Mays seems unbothered by uphill battles. "I have five kids," he says. "I'm worried about the world we're leaving them. And I wanted to be able to look at them and say, 'I did everything I could.' We're doing everything we can. We'll see what happens."
GOLDMARK: WHERE IS HE NOW?
Peter Goldmark has been downed, but he's not out. Two years after the rancher, geneticist and pilot from Okanogan became state Democrats' great hope for winning back the 5th Congressional District only to lose to McMorris, Goldmark is back on the stump, with his eyes on becoming the state's next commissioner of public lands. This time, he faces Doug Sutherland, the two-term incumbent Republican and former Pierce County executive.
It's an obscure position (the commissioner is responsible for managing the state's five million acres of forests, shores, ranges and tidal lands), but it's become one of the most closely watched -- and contested -- races on the fall ballot. In the August primary, Sutherland only barely squeaked by Goldmark, beating him 51.1 to 48.9 percent. The funding race is equally tight. As of the most recent report to the state's Public Disclosure Commission, Goldmark (who proved to be a masterful fund-raiser in the 2006 election) had pulled in $627,000 to Sutherland's $502,000.
Even for a down-ticket race, the campaign has been marked by some serious (mostly one-sided) mud-slinging. Almost literally.

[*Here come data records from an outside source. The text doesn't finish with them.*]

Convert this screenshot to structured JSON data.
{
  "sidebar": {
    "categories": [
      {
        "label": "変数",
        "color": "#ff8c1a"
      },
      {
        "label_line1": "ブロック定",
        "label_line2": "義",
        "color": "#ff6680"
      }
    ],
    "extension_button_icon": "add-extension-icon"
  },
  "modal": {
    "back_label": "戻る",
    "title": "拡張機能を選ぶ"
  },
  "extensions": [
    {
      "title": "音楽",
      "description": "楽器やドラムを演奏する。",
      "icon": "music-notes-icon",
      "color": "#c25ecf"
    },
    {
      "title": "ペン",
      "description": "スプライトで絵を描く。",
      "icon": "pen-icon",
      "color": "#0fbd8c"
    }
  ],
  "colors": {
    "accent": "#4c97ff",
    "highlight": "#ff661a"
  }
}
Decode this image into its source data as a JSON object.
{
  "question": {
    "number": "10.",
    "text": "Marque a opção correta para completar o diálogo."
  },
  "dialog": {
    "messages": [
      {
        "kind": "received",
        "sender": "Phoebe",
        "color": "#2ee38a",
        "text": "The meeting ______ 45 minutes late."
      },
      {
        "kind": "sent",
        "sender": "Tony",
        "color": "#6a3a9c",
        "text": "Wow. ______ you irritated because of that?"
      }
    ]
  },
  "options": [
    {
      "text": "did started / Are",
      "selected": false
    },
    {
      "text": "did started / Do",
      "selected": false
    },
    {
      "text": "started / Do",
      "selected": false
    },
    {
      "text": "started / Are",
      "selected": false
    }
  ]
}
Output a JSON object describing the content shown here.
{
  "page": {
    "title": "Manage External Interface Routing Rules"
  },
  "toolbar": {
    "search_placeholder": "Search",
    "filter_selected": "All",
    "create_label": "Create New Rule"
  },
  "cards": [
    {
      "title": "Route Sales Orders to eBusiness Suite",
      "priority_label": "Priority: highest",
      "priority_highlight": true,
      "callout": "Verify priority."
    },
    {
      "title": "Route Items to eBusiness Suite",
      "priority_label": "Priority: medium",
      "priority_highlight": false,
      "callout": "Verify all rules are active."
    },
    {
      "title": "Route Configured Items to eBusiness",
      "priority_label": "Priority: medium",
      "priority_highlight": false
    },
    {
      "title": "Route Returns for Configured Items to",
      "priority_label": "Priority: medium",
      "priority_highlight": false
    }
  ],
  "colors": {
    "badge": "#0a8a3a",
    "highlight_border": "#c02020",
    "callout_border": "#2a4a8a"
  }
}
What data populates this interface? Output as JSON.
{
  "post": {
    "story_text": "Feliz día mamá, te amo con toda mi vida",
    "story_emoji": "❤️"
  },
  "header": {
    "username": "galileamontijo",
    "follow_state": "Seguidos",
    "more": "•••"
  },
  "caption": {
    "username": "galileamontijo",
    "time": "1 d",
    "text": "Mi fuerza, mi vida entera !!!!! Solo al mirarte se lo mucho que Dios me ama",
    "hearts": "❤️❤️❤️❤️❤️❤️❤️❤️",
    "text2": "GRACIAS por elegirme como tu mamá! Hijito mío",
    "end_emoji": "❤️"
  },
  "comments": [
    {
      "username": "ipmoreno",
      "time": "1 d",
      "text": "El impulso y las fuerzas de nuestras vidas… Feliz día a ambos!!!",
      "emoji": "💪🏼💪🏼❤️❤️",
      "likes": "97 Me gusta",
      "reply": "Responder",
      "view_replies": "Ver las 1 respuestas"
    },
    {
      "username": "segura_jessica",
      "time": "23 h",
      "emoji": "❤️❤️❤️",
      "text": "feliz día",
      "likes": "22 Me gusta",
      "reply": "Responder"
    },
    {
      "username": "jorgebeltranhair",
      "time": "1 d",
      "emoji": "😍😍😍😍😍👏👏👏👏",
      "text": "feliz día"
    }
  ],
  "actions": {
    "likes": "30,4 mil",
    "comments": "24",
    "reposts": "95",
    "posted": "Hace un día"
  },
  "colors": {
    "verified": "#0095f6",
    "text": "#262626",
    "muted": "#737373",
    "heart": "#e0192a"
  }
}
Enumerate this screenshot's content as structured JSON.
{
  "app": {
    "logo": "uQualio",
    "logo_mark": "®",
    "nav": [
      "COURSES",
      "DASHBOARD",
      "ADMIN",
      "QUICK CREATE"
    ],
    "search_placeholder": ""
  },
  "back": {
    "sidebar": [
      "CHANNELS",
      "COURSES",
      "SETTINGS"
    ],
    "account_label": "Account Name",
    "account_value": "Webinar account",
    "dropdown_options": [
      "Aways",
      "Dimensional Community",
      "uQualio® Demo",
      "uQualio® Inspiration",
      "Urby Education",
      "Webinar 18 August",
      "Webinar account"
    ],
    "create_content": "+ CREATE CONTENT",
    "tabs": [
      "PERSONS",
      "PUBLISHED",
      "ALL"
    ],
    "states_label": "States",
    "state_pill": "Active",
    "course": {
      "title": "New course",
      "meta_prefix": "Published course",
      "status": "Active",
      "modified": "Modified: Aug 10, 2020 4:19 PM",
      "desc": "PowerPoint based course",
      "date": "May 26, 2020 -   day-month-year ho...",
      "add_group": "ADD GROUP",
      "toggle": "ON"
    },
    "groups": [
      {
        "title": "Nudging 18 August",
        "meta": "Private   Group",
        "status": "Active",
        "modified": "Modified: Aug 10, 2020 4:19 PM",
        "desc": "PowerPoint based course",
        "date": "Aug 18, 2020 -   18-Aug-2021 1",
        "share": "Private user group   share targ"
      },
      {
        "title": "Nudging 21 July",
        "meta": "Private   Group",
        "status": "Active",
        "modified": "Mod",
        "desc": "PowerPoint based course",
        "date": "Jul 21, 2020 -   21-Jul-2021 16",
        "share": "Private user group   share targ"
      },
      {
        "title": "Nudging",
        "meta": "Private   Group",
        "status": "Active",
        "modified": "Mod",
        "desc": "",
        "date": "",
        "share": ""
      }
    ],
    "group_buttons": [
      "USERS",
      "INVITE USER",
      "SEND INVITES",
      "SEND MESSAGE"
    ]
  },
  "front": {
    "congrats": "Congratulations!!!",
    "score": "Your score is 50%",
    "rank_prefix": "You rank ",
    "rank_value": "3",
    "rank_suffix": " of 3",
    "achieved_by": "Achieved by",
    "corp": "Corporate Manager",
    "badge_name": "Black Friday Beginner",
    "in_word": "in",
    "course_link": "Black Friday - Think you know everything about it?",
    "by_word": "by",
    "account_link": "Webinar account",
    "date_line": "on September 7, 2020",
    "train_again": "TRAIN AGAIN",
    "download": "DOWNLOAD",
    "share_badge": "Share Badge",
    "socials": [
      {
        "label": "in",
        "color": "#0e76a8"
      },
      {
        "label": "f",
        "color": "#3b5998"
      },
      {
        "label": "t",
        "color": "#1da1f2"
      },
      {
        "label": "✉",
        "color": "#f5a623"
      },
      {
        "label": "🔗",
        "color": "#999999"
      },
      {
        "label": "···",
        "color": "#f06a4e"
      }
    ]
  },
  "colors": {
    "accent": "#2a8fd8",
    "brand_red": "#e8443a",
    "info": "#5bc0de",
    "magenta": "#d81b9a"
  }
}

Goldmark has posted a video to his Website squarely placing the blame for a series of devastating mudslides in Lewis County last December on Sutherland's shoulders, saying he failed to enforce existing logging rules. He's also pointed out that Sutherland has received about half a million dollars from a political action committee supported by timber giant Weyerhaeuser. In the meantime, he's letting bloggers bring up that sexual harassment complaint from back in 2005 (in which a woman claims that Sutherland rubbed her back while making inappropriate comments at an agency meeting).
The mud could be working. Talking heads at online Northwest political journal Crosscut are calling the race for Goldmark, saying, "The race will be a barometer of the greenward tilting of the Evergreen State."